If you are going to be efficient, setting several small goals each practice session is very effective, especially if they are set in light of the overall weekly goal that you are trying to achieve. As cliché as it is, mountains are scaled one step at a time and setting goals for each practice session can help make lofty goals feel more attainable. Likewise, small goals are also important because they create small wins. The small wins are what keep us motivated and give us confidence. They also regulate our progress. A steady stream of small steps and constant wins does more for our progress than inconsistent or erratic practice sessions.
Setting goals is similar to Stephen Covey’s habit, “Begin with the End in Mind.” It is easier to get somewhere if we have a destination in mind. For example, learning to sing the melody before working on the fingering is critical if our playing is to be expressive and musical. This doesn’t mean that our interpretations and ideas must remain static. In fact, it is the exact opposite. When we learn to first sing the melody, as we begin to work on fingering and other technical challenges, we begin to understand the music at a deeper level and our ideas can evolve and mature, but having an initial idea in our head can give us some direction and some initial goals to reach for. Besides, it is much more fun to practice a melody or rhythm than it is to practice a fingering. Being able to sing the melody helps clarify what our ultimate goal is and we have a clear target in mind.

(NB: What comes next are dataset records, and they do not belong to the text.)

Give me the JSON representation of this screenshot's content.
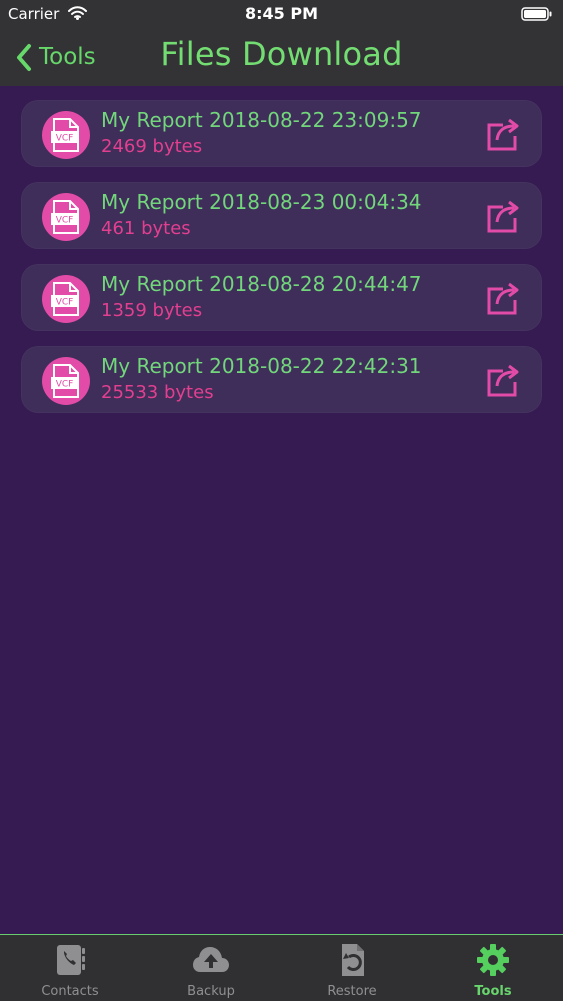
{
  "status_bar": {
    "carrier": "Carrier",
    "time": "8:45 PM"
  },
  "navigation": {
    "back_label": "Tools",
    "title": "Files Download"
  },
  "files": [
    {
      "name": "My Report 2018-08-22 23:09:57",
      "size": "2469 bytes",
      "icon_text": "VCF"
    },
    {
      "name": "My Report 2018-08-23 00:04:34",
      "size": "461 bytes",
      "icon_text": "VCF"
    },
    {
      "name": "My Report 2018-08-28 20:44:47",
      "size": "1359 bytes",
      "icon_text": "VCF"
    },
    {
      "name": "My Report 2018-08-22 22:42:31",
      "size": "25533 bytes",
      "icon_text": "VCF"
    }
  ],
  "tabs": [
    {
      "label": "Contacts",
      "icon": "contacts-icon",
      "active": false
    },
    {
      "label": "Backup",
      "icon": "cloud-upload-icon",
      "active": false
    },
    {
      "label": "Restore",
      "icon": "restore-icon",
      "active": false
    },
    {
      "label": "Tools",
      "icon": "gear-icon",
      "active": true
    }
  ],
  "colors": {
    "background": "#361a52",
    "toolbar": "#333336",
    "row": "#3f2d5a",
    "green": "#72d77b",
    "pink": "#e24ba8"
  }
}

Setting priorities, or making sure the most important tasks are worked on first, is very much tied to the idea of setting goals. Again, most of us understand prioritising at the macro level but it is probably even more important to be done at the micro level. For example, it is tempting to do the easy things first, such as playing through sections or passages of a composition that we already know how to play but the priority should be to learn or work on the things that we are unable to do. The progress we make on the difficult tasks inspire and motivate us to continue on, which will ultimately result in us being able to play the entire piece and not simply the signature well-known sections. I don’t know how many times over the years where teenagers have walked into my studio for the first time and played me the first sixteen measures of "Leyenda" but are unable to play the rest of the piece. On the one hand, it is great that the composition inspired them to learn the opening passage. On the other hand, their priority should shift to tackling the more challenging sections and developing the technique to play the more difficult passages (assuming they are technically and musically prepared to tackle the rest of the piece).
Finally, it is important to celebrate the small wins. It is so easy to get discouraged when we are constantly berating our self for not achieving more. However, it is important to acknowledge each positive step. When you practicing, you are your audience and it is important to be encouraging and supportive—even if you haven’t arrived at your final destination. As we have often heard, the joy is in the journey. Appreciate each step taken and celebrate the milestones when you have reached them.